Can we generalise our findings or does one mouse model equal one human patient?

How far-reaching should the conclusions be that we draw from observations in a given animal model? We advise greater caution than is usual in the current literature. The prevailing attitude is still that once a discovery has been made in one of the animal models thought to represent the human disease faithfully (i.e. the NOD mouse for diabetes, the experimental allergic encephalitis mouse model for multiple sclerosis or the NZB × NZW mouse model for systemic lupus erythematosus), there is no urgent need to look at this issue in other model systems. If the same result is found, it is considered ‘confirmatory’, if a different result is discovered, the ‘secondary’ model is frequently labelled as not as good or even flawed, for which various reasons are then cited. We believe that this can be treacherous, and might hamper translation of research performed in animal models. A good example is the tremendous popularity of the NOD mouse as a model of diabetes. Among the reasons for this popularity are the spontaneous disease onset in a genetically well-characterised genus and the wide array of genetic tools and immunogenetic reagents available for studying the model. However, despite the many commonalities listed in Table 1, the precipitating causes of diabetes in humans versus NOD mice may well differ. It is surely more accurate to approach this topic with the attitude that each animal model will only reflect certain aspects of a disease well.

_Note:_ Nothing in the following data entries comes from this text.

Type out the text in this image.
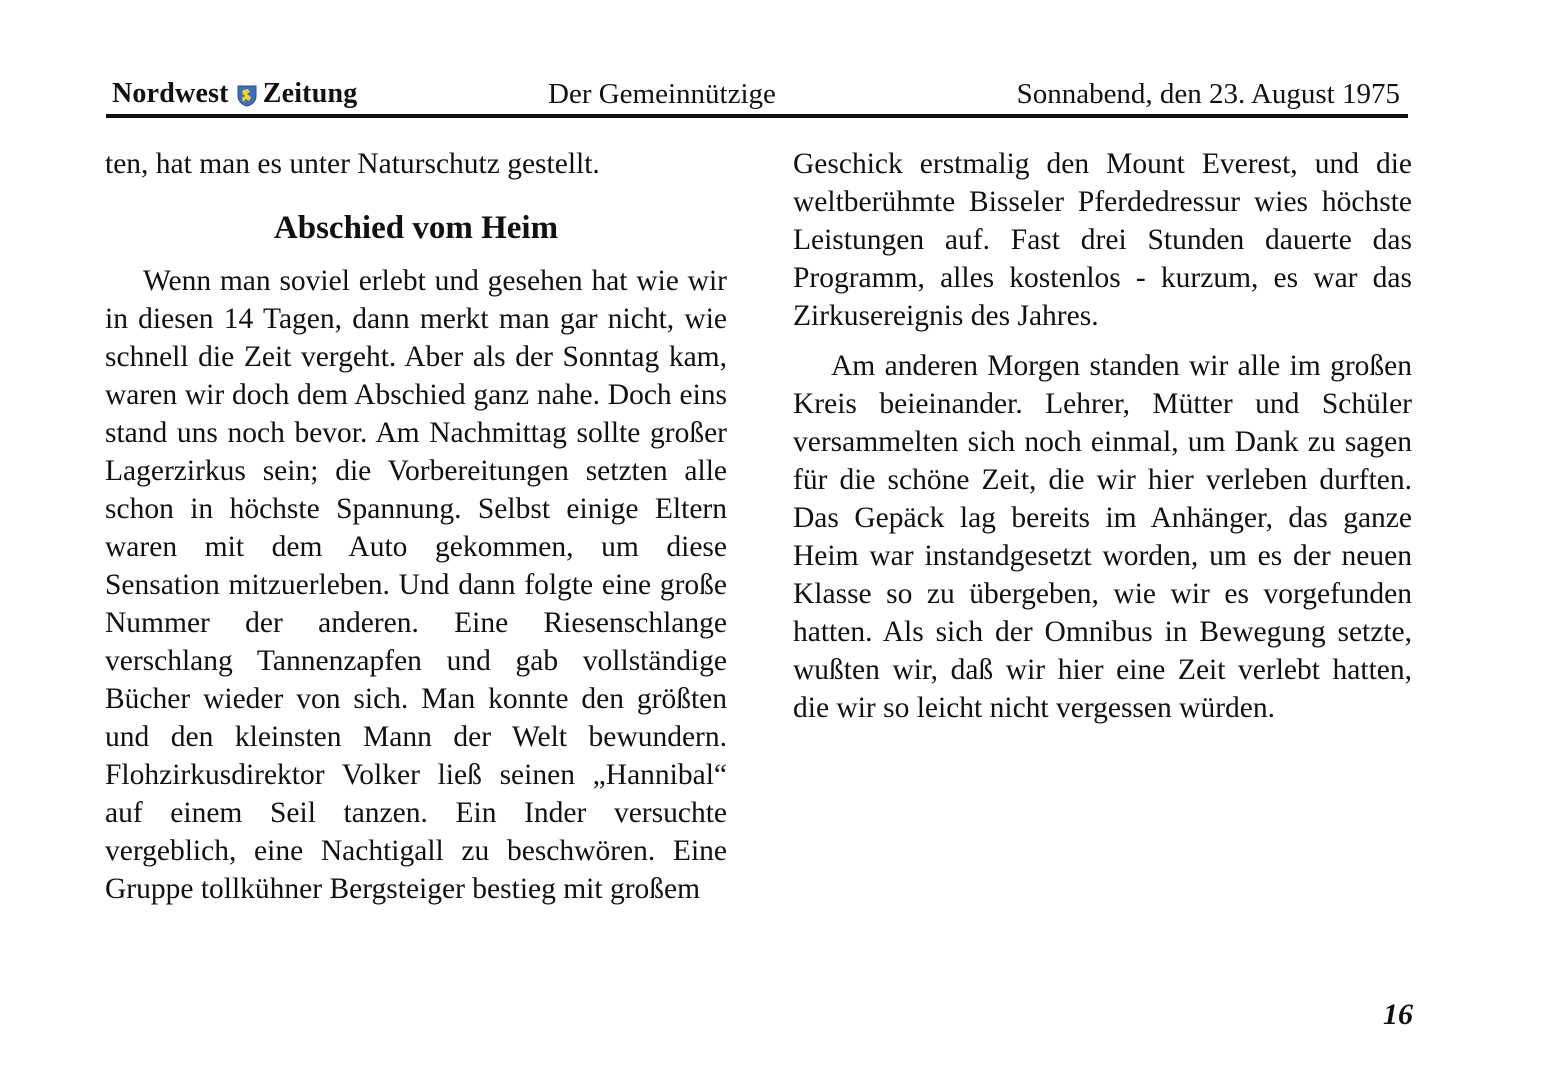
Nordwest Zeitung	Der Gemeinnützige	Sonnabend, den 23. August 1975

ten, hat man es unter Naturschutz gestellt.

Abschied vom Heim

Wenn man soviel erlebt und gesehen hat wie wir in diesen 14 Tagen, dann merkt man gar nicht, wie schnell die Zeit vergeht. Aber als der Sonntag kam, waren wir doch dem Abschied ganz nahe. Doch eins stand uns noch bevor. Am Nachmittag sollte großer Lagerzirkus sein; die Vorbereitungen setzten alle schon in höchste Spannung. Selbst einige Eltern waren mit dem Auto gekommen, um diese Sensation mitzuerleben. Und dann folgte eine große Nummer der anderen. Eine Riesenschlange verschlang Tannenzapfen und gab vollständige Bücher wieder von sich. Man konnte den größten und den kleinsten Mann der Welt bewundern. Flohzirkusdirektor Volker ließ seinen „Hannibal“ auf einem Seil tanzen. Ein Inder versuchte vergeblich, eine Nachtigall zu beschwören. Eine Gruppe tollkühner Bergsteiger bestieg mit großem

Geschick erstmalig den Mount Everest, und die weltberühmte Bisseler Pferdedressur wies höchste Leistungen auf. Fast drei Stunden dauerte das Programm, alles kostenlos - kurzum, es war das Zirkusereignis des Jahres.

Am anderen Morgen standen wir alle im großen Kreis beieinander. Lehrer, Mütter und Schüler versammelten sich noch einmal, um Dank zu sagen für die schöne Zeit, die wir hier verleben durften. Das Gepäck lag bereits im Anhänger, das ganze Heim war instandgesetzt worden, um es der neuen Klasse so zu übergeben, wie wir es vorgefunden hatten. Als sich der Omnibus in Bewegung setzte, wußten wir, daß wir hier eine Zeit verlebt hatten, die wir so leicht nicht vergessen würden.

16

If one presumes that there is significant heterogeneity in the pathogenesis, manifestation and clinical course of Type 1 diabetes, multiple sclerosis or other autoimmune diseases, then, at best, each model will reflect a fraction of cases well. For example, few patients exhibit all the clinical features of the NOD mouse, which include progressive hearing loss, haemolytic anaemia, widespread deficiencies in the innate immune system, and a polyglandular spectrum of autoimmune syndromes affecting thyroid and salivary glands [21]. There are, however, some striking similarities, for example the occurrence of autoantibodies that presage the development of clinical disease in both NOD mice and humans [22]. It follows that we should emphasise the importance of validation of crucial findings in other model settings. This will to some extent necessitate a change in culture.

In summary, there are, of course, discrepancies between animal models and the human disease. For example, CD154 (CD40 ligand) blockade works well in rodents but not in humans because of unanticipated CD154 expression on human platelets. Even so, and despite the fact that a comparable reagent that works well in an NOD mouse may not yet be available for use in humans, the animal work provides a “roadmap” indicating possible routes to transplantation tolerance. For example, successful establishment of the non-myeloablative protocols necessary to achieve bone marrow allochimerism and subsequent islet transplantation tolerance in NOD mice in conjunction with CD154 blockade [23] will be very likely to inform comparable efforts in humans when a suitable reagent for co-stimulation blockade is developed.

In conclusion, the best response to those who challenge the relevance of animal research in Type 1 diabetes is simple. Just ask yourself this: how much would we understand about this condition if animal models of immune-mediated diabetes did not exist?